Medicina e Reforma Tributária: a liberdade de empreender exige o dever de planejar

Estima-se que em Vitória, Espírito Santo, o número de profissionais de saúde formados e estabelecidos no estado tenha crescido a uma taxa superior à absorção real da demanda, sendo a  taxa de médicos por habitante de 18,7 médicos por mil habitantes, a maior densidade médica do Brasil. Em outras palavras: há mais oferta do que mercado.

Essa saturação compromete diretamente a precificação dos serviços médicos, já que a concorrência impõe descontos, pacotes, promoções e uma disputa intensa por convênios. Em um cenário de margens estreitas, qualquer incremento na carga tributária pode significar o colapso do modelo de negócio. 

A Reforma Tributária, nesse contexto, não encontra clínicas em posição confortável, mas sim estruturas pressionadas, muitas vezes operando no limite da viabilidade econômica. Segundo o CRM, desde  o início da década de 1990, a quantidade de médicos mais que quadruplicou, passando de 131.278 profissionais para o número atual, registrado em janeiro de 2024. Com isso, a concorrência beneficia o consumidor, mas obriga o empreendedor a reduz suas margens e apertar seus custos.

O novo modelo brasileiro de tributação sobre consumo promete alterar drasticamente a forma como empresas se organizam, recolhem tributos e operam no dia a dia. Entre os setores mais afetados, está o de saúde, um dos mais regulados, sensíveis e, paradoxalmente, negligenciados em estratégias de eficiência tributária.
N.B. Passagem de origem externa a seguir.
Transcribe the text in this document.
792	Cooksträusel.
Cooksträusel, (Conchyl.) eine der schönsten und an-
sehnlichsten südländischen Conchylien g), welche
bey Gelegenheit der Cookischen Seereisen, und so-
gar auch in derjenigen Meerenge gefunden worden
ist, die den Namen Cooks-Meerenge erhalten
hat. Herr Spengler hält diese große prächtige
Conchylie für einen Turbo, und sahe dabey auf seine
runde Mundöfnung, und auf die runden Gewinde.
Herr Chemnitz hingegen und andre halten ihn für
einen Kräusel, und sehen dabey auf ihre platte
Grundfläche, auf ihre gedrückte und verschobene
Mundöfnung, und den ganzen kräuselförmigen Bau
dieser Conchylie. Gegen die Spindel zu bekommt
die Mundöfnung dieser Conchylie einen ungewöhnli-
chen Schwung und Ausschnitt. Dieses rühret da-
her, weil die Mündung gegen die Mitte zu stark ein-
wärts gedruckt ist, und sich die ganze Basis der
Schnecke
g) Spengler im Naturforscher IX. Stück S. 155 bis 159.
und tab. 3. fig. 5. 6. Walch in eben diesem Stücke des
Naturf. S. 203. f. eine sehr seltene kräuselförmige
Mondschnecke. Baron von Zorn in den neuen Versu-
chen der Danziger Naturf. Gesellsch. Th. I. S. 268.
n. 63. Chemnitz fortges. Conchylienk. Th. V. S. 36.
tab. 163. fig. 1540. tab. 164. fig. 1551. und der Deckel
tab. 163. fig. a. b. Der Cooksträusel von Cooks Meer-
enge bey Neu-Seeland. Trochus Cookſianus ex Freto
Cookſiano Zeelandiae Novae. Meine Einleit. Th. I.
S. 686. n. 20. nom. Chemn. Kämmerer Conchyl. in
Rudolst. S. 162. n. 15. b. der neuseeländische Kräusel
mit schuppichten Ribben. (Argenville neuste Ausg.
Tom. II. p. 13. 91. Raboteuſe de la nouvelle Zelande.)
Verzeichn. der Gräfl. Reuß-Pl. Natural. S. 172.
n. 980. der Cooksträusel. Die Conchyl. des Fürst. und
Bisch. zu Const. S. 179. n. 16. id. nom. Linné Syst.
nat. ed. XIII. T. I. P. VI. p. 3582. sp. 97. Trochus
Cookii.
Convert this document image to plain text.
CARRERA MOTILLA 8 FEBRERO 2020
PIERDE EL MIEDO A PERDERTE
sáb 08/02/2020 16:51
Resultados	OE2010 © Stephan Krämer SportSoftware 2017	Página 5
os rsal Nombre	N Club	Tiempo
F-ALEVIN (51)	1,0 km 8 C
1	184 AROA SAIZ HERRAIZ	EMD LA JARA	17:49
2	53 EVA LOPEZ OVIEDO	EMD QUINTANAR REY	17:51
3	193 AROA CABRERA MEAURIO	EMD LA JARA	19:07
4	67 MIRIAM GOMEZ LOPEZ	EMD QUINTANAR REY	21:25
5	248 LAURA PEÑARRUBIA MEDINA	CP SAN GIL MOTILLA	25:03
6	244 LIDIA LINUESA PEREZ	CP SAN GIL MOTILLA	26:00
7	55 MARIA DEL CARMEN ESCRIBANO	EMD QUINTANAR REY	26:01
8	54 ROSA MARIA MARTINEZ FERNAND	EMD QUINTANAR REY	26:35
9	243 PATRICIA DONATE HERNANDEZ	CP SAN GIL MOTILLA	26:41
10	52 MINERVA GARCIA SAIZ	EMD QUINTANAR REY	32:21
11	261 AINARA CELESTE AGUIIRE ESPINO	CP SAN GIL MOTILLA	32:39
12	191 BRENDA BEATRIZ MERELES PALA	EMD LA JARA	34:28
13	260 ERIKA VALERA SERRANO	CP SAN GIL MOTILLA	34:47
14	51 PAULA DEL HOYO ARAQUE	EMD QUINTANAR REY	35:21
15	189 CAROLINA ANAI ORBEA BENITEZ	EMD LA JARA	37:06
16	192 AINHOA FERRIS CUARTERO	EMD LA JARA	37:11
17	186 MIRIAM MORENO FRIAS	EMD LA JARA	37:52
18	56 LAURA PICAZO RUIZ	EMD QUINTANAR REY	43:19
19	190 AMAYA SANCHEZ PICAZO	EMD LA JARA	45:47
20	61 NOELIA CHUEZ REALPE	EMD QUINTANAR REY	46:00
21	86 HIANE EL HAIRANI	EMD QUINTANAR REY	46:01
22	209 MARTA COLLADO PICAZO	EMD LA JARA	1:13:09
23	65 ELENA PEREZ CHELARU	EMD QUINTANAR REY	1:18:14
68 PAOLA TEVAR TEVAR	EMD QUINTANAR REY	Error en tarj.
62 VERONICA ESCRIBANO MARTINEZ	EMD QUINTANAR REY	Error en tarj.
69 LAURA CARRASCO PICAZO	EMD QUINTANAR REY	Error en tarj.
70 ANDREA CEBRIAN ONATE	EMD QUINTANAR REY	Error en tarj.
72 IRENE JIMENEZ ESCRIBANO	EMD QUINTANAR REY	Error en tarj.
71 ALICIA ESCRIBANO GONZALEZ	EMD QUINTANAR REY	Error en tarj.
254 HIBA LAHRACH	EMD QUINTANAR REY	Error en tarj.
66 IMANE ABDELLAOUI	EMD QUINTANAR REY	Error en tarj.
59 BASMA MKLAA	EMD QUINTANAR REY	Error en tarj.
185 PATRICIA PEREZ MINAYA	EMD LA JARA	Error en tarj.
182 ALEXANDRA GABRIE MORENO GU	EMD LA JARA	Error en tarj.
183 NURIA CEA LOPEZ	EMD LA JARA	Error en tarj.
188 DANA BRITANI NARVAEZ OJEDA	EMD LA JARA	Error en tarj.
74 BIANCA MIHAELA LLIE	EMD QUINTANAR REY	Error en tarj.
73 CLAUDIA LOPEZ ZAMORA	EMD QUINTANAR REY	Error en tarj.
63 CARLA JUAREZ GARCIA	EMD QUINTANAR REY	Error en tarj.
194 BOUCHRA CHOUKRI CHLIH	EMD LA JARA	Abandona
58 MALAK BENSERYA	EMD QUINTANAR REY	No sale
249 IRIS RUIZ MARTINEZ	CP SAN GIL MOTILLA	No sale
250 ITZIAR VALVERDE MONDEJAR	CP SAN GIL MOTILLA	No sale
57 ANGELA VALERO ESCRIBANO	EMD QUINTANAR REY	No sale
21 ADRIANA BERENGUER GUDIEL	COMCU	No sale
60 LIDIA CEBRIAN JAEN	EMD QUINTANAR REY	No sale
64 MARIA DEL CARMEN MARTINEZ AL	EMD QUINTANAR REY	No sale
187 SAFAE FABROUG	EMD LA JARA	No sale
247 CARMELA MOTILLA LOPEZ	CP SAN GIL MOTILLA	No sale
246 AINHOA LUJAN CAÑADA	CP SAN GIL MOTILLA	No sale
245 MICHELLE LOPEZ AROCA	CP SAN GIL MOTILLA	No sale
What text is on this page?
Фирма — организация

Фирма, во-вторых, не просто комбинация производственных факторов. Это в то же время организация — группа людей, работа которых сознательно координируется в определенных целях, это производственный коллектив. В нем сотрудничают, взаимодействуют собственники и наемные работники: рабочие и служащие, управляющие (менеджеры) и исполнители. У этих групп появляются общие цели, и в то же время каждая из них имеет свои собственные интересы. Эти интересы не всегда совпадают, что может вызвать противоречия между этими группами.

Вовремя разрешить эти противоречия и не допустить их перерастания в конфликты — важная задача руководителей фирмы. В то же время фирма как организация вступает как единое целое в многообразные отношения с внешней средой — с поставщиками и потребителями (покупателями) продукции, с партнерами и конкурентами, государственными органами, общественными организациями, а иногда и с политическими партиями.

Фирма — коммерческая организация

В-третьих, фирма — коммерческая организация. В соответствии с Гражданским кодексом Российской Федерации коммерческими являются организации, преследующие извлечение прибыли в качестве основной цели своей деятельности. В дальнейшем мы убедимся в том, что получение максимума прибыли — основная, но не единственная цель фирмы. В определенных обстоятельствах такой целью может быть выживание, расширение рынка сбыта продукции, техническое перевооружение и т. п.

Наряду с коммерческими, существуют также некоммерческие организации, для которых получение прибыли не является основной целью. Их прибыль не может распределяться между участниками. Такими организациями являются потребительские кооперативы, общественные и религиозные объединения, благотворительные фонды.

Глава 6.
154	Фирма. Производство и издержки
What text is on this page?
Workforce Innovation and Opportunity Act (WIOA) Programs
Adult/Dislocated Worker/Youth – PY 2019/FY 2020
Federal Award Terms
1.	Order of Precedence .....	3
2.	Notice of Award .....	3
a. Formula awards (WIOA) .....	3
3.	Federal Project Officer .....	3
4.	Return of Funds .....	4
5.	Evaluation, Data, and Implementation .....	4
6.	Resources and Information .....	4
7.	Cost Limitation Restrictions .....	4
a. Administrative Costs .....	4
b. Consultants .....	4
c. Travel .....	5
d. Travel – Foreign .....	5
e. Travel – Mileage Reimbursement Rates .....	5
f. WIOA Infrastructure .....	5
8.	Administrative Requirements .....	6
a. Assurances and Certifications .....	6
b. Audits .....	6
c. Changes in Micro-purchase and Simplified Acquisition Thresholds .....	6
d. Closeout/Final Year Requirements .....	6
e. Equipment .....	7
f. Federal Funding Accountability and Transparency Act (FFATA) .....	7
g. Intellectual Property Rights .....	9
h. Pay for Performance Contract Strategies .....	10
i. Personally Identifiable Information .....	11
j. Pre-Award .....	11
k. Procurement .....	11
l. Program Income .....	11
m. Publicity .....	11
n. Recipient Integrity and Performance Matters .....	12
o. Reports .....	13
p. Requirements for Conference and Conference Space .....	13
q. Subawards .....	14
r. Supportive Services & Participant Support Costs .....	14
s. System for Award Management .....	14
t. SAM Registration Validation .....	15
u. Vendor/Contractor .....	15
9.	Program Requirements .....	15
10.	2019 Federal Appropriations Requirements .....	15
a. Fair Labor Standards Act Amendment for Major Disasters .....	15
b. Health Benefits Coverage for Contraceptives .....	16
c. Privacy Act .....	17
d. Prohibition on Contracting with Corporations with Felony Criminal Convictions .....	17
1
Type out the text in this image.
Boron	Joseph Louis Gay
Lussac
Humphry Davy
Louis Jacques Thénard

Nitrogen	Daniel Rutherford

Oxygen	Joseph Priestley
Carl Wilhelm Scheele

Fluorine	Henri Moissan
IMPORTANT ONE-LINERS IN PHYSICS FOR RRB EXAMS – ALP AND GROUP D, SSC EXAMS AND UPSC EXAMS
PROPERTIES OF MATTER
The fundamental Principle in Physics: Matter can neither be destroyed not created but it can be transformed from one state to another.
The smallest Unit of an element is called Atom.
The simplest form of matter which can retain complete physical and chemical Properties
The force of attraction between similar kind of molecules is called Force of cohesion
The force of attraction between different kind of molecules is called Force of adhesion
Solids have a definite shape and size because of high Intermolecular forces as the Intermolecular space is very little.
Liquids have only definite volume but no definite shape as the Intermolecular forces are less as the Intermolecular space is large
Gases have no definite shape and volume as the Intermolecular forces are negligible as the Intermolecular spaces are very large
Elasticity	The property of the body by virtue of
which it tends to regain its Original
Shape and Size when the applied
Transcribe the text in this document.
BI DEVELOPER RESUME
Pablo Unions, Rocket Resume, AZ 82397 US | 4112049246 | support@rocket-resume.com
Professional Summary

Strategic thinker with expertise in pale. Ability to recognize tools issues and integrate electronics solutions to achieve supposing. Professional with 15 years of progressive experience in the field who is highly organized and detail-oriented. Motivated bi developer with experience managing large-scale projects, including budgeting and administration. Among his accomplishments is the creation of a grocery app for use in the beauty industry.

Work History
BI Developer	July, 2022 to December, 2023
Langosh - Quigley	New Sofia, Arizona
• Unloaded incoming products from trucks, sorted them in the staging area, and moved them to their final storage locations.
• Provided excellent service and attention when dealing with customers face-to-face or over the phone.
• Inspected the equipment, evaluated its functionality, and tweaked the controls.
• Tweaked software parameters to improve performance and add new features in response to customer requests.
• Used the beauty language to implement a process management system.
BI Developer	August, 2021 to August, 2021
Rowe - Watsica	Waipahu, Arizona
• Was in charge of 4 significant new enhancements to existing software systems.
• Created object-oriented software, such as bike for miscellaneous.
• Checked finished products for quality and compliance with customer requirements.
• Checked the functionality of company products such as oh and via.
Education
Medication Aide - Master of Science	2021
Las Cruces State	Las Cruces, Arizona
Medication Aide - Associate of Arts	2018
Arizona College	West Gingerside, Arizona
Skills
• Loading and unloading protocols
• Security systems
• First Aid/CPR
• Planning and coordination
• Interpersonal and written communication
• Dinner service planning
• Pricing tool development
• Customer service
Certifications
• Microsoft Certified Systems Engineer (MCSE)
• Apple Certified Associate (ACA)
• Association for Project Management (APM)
Com a criação da CBS (Contribuição sobre Bens e Serviços, de competência federal) e do IBS (Imposto sobre Bens e Serviços, de competência estadual e municipal), o modelo brasileiro de tributação passará a concentrar diversos tributos atualmente existentes, como ICMS, IPI, ISS, PIS e Cofins, cuja alíquota geral estimada poderá chegar a 28,1%. A transição iniciará já em 2026 com a alíquota teste de 0,9% para a CBS e 0,1% para o IBS, mas seus efeitos já estão batendo à porta.

Impacto da Reforma Tributária no Setor de Saúde

Uma conquista relevante do setor de saúde reside no fato de que clínicas e profissionais enquadrados nas atividades médicas terão direito à redução de 60% sobre a alíquota cheia. Trata-se de um importante reconhecimento da essencialidade da atividade médica e da sua função social.

No entanto, essa redução não é automática nem irrestrita. Depende de correta classificação da atividade econômica (CNAE), conformidade jurídica, ausência de conflitos com regimes especiais e, sobretudo, estrutura operacional condizente com o que a legislação exige. Em outras palavras, clínicas desorganizadas ou mal parametrizadas podem acabar sendo tributadas como prestadoras de serviços gerais, perdendo o direito à alíquota reduzida por puro desconhecimento técnico ou erro estratégico.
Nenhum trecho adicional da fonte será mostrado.